Salt is made of one part sodium and one part bleach . If somehow the salt were transported to the center of the Earth , where the pressure is three million times the surface , crystalline structure would change, but the ratio of these two elements would remain the same .
Vitali Prakapenka at the University of Chicago and colleagues wanted to find out what happens if there were an excess of sodium or chlorine at such high pressures. Could you change the relationship between the elements? ” Could ” Prakapenka said, “because the chemical changes completely in those conditions. ” Doing so , the result would not only be the formation of a new compound, but a serious review of what we think about chemistry.
Elemental behavior changes in such high pressures. For example , the oxygen molecules which usually contain two atoms , are decomposed into the increased pressure , and the element forms a box eight atom . Raising the pressure a little about 300,000 atmospheres, and begins to superconduct . Chemists are trying to develop chemicals that exhibit similar properties, but are stable under normal conditions – learn about these exotic compounds can help achieve that goal.

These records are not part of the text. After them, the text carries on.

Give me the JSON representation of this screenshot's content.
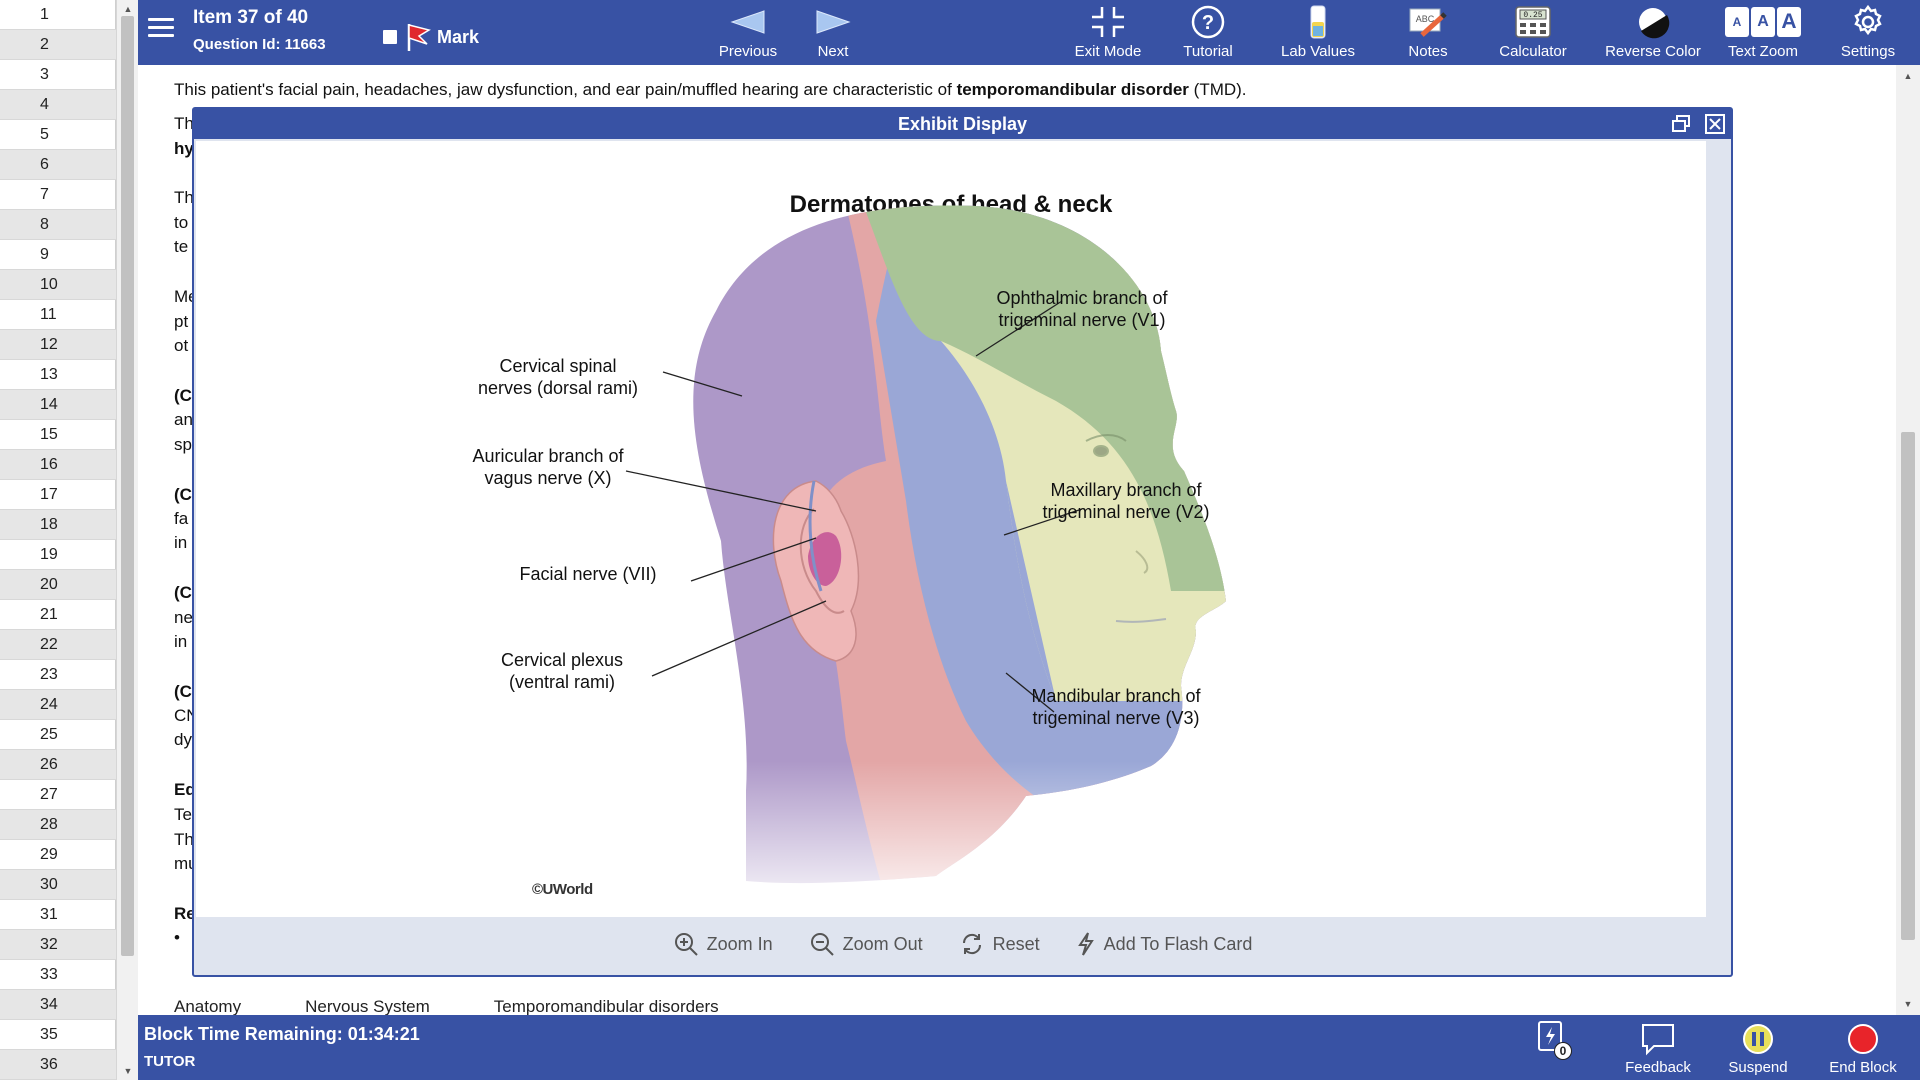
{
  "item_numbers": [
    "1",
    "2",
    "3",
    "4",
    "5",
    "6",
    "7",
    "8",
    "9",
    "10",
    "11",
    "12",
    "13",
    "14",
    "15",
    "16",
    "17",
    "18",
    "19",
    "20",
    "21",
    "22",
    "23",
    "24",
    "25",
    "26",
    "27",
    "28",
    "29",
    "30",
    "31",
    "32",
    "33",
    "34",
    "35",
    "36"
  ],
  "header": {
    "item_title": "Item 37 of 40",
    "question_id": "Question Id: 11663",
    "mark_label": "Mark",
    "previous_label": "Previous",
    "next_label": "Next",
    "tools": {
      "exit_mode": "Exit Mode",
      "tutorial": "Tutorial",
      "lab_values": "Lab Values",
      "notes": "Notes",
      "calculator": "Calculator",
      "reverse_color": "Reverse Color",
      "text_zoom": "Text Zoom",
      "settings": "Settings"
    },
    "calc_display": "0.25",
    "notes_icon_text": "ABC",
    "zoom_letters": [
      "A",
      "A",
      "A"
    ]
  },
  "content": {
    "first_line_pre": "This patient's facial pain, headaches, jaw dysfunction, and ear pain/muffled hearing are characteristic of ",
    "first_line_bold": "temporomandibular disorder",
    "first_line_post": " (TMD).",
    "fragments": [
      "Th",
      "hy",
      "Th",
      "to",
      "te",
      "Me",
      "pt",
      "ot",
      "(C",
      "an",
      "sp",
      "(C",
      "fa",
      "in",
      "(C",
      "ne",
      "in",
      "(C",
      "CN",
      "dy",
      "Ed",
      "Te",
      "Th",
      "mu",
      "Re",
      "•"
    ],
    "tags": [
      "Anatomy",
      "Nervous System",
      "Temporomandibular disorders"
    ]
  },
  "exhibit": {
    "header_title": "Exhibit Display",
    "figure_title": "Dermatomes of head & neck",
    "labels": {
      "v1": [
        "Ophthalmic branch of",
        "trigeminal nerve (V1)"
      ],
      "cervical_spinal": [
        "Cervical spinal",
        "nerves (dorsal rami)"
      ],
      "auricular": [
        "Auricular branch of",
        "vagus nerve (X)"
      ],
      "v2": [
        "Maxillary branch of",
        "trigeminal nerve (V2)"
      ],
      "facial": [
        "Facial nerve (VII)"
      ],
      "cervical_plexus": [
        "Cervical plexus",
        "(ventral rami)"
      ],
      "v3": [
        "Mandibular branch of",
        "trigeminal nerve (V3)"
      ]
    },
    "credit": "©UWorld",
    "controls": {
      "zoom_in": "Zoom In",
      "zoom_out": "Zoom Out",
      "reset": "Reset",
      "flash_card": "Add To Flash Card"
    },
    "colors": {
      "purple": "#ad98c8",
      "green": "#a9c497",
      "blue": "#9aa7d6",
      "yellow": "#e5e7bb",
      "pink": "#e3a6a6",
      "ear_spot": "#c9609a"
    }
  },
  "footer": {
    "block_time": "Block Time Remaining: 01:34:21",
    "mode": "TUTOR",
    "flash_count": "0",
    "feedback": "Feedback",
    "suspend": "Suspend",
    "end_block": "End Block"
  }
}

Sodium chloride (ie , table salt ) is a different beast . It is linked in a one -on-one by very strong ionic bonds . However, calculations by Artem Organov Prakapenka colleague at the State University of New York at Stony Brook said that even sodium chloride could be twisted to produce exotic chemicals. These calculations were given precise pressures to which , in presence of an excess of sodium or chlorine , salt may be transformed.
Calculations showed that NaCl3 , Na3Cl , Na2Cl , Na3Cl2 and NaCl7 could all be stable at pressures ranging from 20GPa to 142GPa , where 1GPa is about 10,000 atmospheres of pressure . Physicists high pressure have many models to predict the behavior of the elements in extreme conditions, but rarely the models agree with experiment .
Notably his calculations withstood the test of experiment in at least two cases : Na3Cl and NaCl3 . To run an experiment of this type , a device called luxury diamond anvil cell is needed. The chemicals are added between two diamonds, which can be compressed to produce pressures up to 300GPa . This is what Prakapenka colleague used to Na3Cl and NaCl3 , structures were verified by Prakapenka by X-ray analysis .
” Nobody thought this could happen , given how strong the bond is between sodium and chlorine ,” said Prakapenka . ” What we have shown is that the theory can be translated into the experiment, which is often not the case in the physics of high pressure.”
Malcolm McMahon, professor of physics at high pressure in the University of Edinburgh , said : . “These are amazing results , and are guided by the remarkable theoretical predictions Without tools like that have been built , would not have thought that the sodium chloride could be changed in this way. ”
It may not have any immediate application of the results. Instead , researchers have opened the door for scientists to begin probing other chemicals in the hope of making exotic combinations that can remain stable at room temperature. Diamonds are a good example . In nature , formed in the interior of the Earth when carbon is subjected to extreme pressure. Once formed, they are stable even at ambient conditions. So there may be other similar materials to diamond we can do , there may be others that our current understanding of chemistry has even predicted.
Other implications are not terrestrial . Each planet in our Solar System and Beyond has a vast amount of extreme pressure material. For example , Jupiter is predicted to have metallic hydrogen , hydrogen where electrons are free to move at will. It is hoped that this material becomes a superconductor at room temperature. Understanding how the chemicals we know behave in such conditions would be vital for predicting conditions in the army are discovering exoplanets .
If nothing else, Prakapenka work shows that even something as simple as table salt can be successfully transformed – which means that we still have much to discover about the items we all know.